#104 寄り添うこと

日常のエピソード

随分昔になりますが、テレビの番組で、アルコール関連の病気の話題をしていて、そこに出演していた専門家と言われる若い女性が、「晩酌をする前に1杯の水を飲むとよい」というような趣旨の話をしていました。この番組を見ていた時、この専門家と言われる若い女性は、酒飲みことが分かっていないなあ、あるいは汗をかいた後のビールのおいしさを知らないのだなあと感じました。酒飲みというのは、汗をかいた後の1杯のビールを飲むために(意図的に)運動することもあるのです。ビールを飲むために運動したのに、ビールの前に水を飲んでは台無しです。アルコールに関する病気をテーマにするのであれば、アルコールを飲む人を念頭に考える必要があるでしょうし、まずは、酒飲みの人の気持ちに寄り添おうとする気持ちが必要で、その上で、目の前にいる人のアルコールとのつきたい方を一緒に考えていく姿勢が大切なような気がします。まあ、テレビ番組というのは、一般の人たちを対象にすることが前提でしょうから、医学的に正しいとされる知識を広めようとすることは仕方ないのかも知れません。

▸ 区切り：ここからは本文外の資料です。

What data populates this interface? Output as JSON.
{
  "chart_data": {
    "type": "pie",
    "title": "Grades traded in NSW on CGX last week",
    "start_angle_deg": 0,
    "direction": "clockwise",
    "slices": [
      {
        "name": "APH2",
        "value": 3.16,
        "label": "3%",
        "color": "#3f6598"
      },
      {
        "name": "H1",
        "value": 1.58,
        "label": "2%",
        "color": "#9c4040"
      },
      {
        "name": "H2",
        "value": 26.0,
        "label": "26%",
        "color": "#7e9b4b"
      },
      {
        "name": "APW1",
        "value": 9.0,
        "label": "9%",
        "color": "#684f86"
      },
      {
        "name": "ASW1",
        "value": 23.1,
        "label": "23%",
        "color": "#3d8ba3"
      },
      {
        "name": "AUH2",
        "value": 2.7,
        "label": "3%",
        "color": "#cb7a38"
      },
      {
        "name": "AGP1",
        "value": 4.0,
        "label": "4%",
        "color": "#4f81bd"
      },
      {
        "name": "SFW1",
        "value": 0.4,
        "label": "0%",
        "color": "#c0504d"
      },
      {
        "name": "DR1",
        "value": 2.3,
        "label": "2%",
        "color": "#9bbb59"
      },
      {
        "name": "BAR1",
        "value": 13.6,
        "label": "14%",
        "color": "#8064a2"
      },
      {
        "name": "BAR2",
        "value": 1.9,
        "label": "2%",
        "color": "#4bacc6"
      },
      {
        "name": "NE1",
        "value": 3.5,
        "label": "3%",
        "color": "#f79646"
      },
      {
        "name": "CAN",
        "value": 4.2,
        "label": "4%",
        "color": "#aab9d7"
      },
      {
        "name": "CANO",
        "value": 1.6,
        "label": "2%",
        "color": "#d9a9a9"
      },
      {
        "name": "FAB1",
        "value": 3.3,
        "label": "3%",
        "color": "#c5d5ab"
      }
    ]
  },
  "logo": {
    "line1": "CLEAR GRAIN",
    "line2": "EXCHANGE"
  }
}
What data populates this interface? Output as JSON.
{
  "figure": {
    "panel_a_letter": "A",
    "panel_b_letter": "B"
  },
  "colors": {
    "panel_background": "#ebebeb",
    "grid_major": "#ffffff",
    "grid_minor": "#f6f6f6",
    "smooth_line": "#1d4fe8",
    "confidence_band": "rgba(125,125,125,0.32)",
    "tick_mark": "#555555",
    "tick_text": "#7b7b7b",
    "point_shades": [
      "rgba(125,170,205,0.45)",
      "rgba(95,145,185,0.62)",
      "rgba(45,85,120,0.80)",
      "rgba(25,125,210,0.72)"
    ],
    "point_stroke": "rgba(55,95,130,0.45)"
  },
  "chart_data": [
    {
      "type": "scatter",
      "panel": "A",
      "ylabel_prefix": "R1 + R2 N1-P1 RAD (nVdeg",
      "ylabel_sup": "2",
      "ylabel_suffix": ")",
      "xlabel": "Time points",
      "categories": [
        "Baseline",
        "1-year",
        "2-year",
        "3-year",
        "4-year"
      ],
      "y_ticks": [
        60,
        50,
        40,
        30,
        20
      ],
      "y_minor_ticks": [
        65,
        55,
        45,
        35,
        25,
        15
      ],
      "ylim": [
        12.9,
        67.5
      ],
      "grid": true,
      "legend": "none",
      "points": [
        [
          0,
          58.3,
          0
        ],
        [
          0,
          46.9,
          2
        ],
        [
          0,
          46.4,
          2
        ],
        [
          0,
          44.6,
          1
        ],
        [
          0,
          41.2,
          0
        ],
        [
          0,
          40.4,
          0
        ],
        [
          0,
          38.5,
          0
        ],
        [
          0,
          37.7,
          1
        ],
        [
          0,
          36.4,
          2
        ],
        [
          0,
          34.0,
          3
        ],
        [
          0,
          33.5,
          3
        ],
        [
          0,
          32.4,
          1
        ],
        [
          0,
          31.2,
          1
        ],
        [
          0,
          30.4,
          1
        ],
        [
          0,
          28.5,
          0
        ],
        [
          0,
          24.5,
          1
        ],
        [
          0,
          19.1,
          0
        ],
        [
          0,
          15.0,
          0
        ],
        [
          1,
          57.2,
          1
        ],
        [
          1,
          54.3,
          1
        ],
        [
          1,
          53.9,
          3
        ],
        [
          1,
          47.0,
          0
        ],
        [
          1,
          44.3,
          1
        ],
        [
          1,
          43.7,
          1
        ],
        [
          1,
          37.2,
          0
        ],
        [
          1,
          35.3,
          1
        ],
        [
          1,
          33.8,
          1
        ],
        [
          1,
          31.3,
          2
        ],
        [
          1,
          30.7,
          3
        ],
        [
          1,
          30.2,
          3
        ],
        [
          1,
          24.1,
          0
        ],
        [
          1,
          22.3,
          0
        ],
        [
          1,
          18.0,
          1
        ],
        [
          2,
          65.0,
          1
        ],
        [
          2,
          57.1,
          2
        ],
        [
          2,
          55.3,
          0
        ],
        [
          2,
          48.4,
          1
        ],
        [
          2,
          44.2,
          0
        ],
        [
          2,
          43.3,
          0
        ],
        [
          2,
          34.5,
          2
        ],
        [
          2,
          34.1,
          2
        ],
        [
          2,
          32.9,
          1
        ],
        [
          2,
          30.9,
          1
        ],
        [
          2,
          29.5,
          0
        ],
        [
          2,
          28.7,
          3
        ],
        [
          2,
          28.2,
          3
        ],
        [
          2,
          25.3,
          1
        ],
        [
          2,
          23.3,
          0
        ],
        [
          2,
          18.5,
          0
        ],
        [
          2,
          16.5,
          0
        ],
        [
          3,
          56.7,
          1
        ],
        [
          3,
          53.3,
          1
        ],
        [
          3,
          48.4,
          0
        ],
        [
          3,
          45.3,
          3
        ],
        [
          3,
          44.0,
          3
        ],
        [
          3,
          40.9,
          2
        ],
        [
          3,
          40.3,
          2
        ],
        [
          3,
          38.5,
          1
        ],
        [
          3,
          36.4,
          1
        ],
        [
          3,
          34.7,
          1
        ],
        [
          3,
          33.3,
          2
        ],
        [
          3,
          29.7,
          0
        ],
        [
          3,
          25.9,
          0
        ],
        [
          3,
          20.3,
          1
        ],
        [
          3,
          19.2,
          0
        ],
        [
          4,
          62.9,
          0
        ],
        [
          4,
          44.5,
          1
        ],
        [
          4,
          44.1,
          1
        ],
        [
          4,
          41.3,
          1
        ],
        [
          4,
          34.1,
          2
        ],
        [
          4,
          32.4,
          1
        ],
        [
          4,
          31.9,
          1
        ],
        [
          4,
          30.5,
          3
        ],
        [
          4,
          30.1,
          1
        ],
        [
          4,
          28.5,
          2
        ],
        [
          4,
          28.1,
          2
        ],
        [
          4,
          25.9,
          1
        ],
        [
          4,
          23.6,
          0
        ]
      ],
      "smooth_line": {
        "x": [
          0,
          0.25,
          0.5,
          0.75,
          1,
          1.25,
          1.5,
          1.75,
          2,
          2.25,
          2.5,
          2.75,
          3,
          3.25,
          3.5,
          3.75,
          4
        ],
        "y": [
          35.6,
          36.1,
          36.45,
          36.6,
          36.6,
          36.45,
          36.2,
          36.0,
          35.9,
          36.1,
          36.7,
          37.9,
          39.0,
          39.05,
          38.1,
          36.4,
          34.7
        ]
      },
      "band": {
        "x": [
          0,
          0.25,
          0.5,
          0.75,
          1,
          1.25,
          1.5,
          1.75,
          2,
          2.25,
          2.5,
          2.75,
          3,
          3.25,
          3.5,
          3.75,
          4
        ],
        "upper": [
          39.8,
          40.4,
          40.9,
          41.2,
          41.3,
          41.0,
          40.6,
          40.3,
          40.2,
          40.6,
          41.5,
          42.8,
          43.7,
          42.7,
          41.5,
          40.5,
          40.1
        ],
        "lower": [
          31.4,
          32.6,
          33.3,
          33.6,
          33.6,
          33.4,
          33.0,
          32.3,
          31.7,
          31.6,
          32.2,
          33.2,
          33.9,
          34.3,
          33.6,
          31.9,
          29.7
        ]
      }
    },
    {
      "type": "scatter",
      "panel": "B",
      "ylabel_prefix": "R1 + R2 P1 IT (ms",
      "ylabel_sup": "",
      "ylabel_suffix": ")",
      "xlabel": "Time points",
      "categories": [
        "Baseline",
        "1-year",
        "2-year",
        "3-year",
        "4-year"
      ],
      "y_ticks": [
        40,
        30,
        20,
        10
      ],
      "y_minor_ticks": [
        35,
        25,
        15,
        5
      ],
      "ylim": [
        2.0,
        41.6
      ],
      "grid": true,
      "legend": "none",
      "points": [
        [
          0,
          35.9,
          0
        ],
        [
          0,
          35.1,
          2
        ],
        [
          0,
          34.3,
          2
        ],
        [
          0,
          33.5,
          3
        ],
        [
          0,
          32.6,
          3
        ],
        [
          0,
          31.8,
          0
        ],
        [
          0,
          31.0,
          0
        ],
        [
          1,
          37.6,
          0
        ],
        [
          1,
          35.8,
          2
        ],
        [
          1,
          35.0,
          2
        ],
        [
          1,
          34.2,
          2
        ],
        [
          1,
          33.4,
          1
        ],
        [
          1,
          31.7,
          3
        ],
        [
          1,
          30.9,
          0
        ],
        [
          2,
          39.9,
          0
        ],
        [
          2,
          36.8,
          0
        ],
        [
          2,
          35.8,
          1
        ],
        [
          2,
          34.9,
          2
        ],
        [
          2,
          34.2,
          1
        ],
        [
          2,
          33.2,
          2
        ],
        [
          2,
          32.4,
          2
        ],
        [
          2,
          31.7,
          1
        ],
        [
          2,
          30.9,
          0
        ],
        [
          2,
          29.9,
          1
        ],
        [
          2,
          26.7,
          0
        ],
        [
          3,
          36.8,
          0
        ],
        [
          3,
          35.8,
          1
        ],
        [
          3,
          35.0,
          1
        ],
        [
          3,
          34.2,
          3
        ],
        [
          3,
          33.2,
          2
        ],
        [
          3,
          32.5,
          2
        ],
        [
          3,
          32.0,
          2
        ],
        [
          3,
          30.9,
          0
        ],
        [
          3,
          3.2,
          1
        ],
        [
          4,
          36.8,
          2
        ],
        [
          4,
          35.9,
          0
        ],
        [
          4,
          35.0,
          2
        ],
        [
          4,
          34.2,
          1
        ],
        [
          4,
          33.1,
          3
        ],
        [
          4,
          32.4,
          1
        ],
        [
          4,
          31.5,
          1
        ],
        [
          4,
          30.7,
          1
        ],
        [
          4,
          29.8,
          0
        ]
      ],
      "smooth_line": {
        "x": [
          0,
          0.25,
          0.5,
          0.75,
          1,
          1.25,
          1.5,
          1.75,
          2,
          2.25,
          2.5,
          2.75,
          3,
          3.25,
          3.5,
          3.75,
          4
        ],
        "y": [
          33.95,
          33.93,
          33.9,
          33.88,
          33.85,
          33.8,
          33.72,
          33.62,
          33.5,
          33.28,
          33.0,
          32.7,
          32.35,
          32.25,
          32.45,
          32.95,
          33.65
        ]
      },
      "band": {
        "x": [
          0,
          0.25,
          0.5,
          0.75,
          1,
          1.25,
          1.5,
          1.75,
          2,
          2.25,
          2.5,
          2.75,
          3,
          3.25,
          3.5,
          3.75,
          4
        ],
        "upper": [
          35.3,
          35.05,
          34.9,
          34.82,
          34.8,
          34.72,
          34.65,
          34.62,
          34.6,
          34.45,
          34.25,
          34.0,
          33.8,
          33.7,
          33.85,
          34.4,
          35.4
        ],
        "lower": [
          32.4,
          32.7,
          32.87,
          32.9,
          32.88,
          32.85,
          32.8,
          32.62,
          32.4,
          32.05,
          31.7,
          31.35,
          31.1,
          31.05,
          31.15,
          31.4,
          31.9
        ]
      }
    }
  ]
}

人への支援を仕事にしている場合、支援対象となっている人がどのような気持ち(意図)で課題となっている言動をしているのかを探ることは大切なことです。上記のように人の意図に反した(ビールを飲みたくて運動しているのに、ビールの前に水を飲めというような)アドバイスというのは聞いてもらえない可能性が高くなります。ビールを飲みたくて運動しているような人の場合、アドバイスを聞いても「何を言っているんだ」と拒否する気持ちが先にでてきてしまうような気がします。まずは、「運動の後のビールはおいしいですよね」と寄り添うことで、「この人は、酒飲みのことが分かっている」と感じて貰い、その人にとって課題になっていることを一緒に考えていくことを受け入れてもらえるような関係を築くきっかけになるのではないかと思います。もちろん、これはきっかけの1つでしかなく、その先の関係の作り方がカギになっていくとは思いますが、最初から拒否されては先に進むことすらできません。

私には苦い記憶があります。ある施設で不適応な行動をとった子どもを担当することになったのですが、(そのお子さんには広範性発達障害の傾向があったのですが)最初の面接で、その子の気持ちに寄り添おうとして、そのお子さんが行った行動を知っていることと、その気持ちも理解できるということを伝えたのですが、その子にとっては、(おそらく)非難されたように聞こえたでしょう、その時から関係を拒否され、その後、その子は入院することになるのですが、入院した後も会ってもらうことができなくなりました。このことは、初回面接だけで、その後の関係が決まってしまうということも起こり得るということを示しています。この時の私の反省は、その子が持つ傾向をよく知らないままに、安易に寄り添おうとすると、子どもに拒否的な気持ちを喚起させる可能性があるということでした。 寄り添うことは大切であることに間違いはないと思いますが、よく状況を理解した上で寄り添っていくことが必要なのだなあと感じた日でした。